YARES ART is pleased to present Jules Olitski—100 Paintings, 100 Years: A Centennial Retrospective, on view in New York, October 1 through January 14, 2023. A pioneer in the Color Field movement, Jules Olitski (1922–2007) is known for his luminous abstract paintings characterized by shifting planes of color and lush textural nuances.
100 works highlighting all seven decades of the artist’s life are showcased. Some fifty major examples, from the 1940s to his last years, will be on view at the Gallery’s New York venue, rotating with a chronological selection of other important pieces concurrently on view at Yares Art, Santa Fe and The Art Show hosted by the ADAA in New York (November 3 through 6, 2022).
The exhibition opens with Self Portrait from 1942, flanked by stellar examples of the artist’s early “Matter Paintings” series of the 1950s, made from thick layers of spackle on canvas, and his “Spray” paintings of the ‘60s and ‘70s. His “Core” paintings, such as Last Hand (1963), with saturated arcs of pigment, demonstrate the artist’s skill as a colorist. The “Squeegee” paintings of the ’60s and ’70s—like Third Manchu (1974) — and the “High Baroque” paintings of the ’80s and ’90s—exemplified in Code of Shem (1990)—feature infinite chromatic fields with dense impasto surfaces and swirling, iridescent color. Late works such as Prince Patutsky Memoir: Pink (2004), merge abstraction with references to the sea and landscape environs of his Maine studio, lending an emotional dénouement to Olitski’s fundamentally romantic vision of art and life.
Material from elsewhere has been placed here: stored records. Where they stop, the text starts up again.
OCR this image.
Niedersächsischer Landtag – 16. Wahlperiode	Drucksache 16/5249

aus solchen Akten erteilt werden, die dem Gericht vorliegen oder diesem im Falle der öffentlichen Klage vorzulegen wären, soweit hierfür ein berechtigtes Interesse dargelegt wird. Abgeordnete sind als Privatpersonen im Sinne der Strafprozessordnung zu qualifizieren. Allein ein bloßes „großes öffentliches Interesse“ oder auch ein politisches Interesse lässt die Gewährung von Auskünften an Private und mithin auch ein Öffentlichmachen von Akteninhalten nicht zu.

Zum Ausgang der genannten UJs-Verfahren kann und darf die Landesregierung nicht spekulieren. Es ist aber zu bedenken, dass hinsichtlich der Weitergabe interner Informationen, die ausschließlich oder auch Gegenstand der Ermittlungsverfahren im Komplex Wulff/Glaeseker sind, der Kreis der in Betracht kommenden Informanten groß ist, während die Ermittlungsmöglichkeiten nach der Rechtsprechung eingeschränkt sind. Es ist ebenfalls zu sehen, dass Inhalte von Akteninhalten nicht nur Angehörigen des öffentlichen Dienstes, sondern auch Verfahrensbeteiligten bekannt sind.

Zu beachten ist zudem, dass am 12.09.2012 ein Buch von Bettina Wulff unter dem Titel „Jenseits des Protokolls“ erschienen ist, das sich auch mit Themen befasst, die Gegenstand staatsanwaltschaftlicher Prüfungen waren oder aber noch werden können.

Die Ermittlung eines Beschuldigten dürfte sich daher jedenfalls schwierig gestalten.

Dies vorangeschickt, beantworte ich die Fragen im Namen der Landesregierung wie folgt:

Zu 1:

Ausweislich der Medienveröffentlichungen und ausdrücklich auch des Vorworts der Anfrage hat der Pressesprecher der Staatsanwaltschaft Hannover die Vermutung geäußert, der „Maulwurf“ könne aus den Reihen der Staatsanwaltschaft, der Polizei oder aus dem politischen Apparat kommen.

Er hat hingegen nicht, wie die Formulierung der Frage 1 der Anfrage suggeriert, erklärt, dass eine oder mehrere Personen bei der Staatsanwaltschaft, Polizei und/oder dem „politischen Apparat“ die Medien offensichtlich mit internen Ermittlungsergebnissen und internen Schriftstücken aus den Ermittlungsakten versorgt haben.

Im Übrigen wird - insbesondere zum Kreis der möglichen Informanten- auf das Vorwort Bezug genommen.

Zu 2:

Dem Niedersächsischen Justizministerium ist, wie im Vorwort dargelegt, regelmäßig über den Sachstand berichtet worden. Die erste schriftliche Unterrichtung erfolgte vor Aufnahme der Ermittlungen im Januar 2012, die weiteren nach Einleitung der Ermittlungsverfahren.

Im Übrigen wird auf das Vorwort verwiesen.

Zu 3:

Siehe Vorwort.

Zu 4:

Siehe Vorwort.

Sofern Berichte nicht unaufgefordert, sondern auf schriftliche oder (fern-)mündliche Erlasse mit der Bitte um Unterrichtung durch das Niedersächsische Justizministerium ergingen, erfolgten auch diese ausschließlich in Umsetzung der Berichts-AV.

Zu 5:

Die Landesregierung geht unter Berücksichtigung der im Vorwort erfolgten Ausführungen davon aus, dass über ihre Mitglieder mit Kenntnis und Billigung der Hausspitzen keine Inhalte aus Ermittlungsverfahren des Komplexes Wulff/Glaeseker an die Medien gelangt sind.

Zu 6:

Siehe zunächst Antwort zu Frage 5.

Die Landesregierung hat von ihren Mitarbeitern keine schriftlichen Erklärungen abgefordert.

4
Jules Olitski was born in Snovsk, USSR (now Ukraine), in 1922. He immigrated to the U.S. with his family in 1923 and settled in Brooklyn. Olitski held his first one-person show in Paris in 1951 and received an M.A. in art education from New York University three years later. In the decade following, he taught at Bennington College from 1963-67. His 1959 exhibition at French & Company garnered critical attention, and he went on to hold more than 150 solo exhibitions internationally in his lifetime. Olitski’s works are included in major public and private collections throughout the world.
A lavishly illustrated 200-page catalogue will accompany the exhibition with an essay by art historian Alex Grimley and an introduction by Pulitzer-winning author and art critic Elizabeth Frank.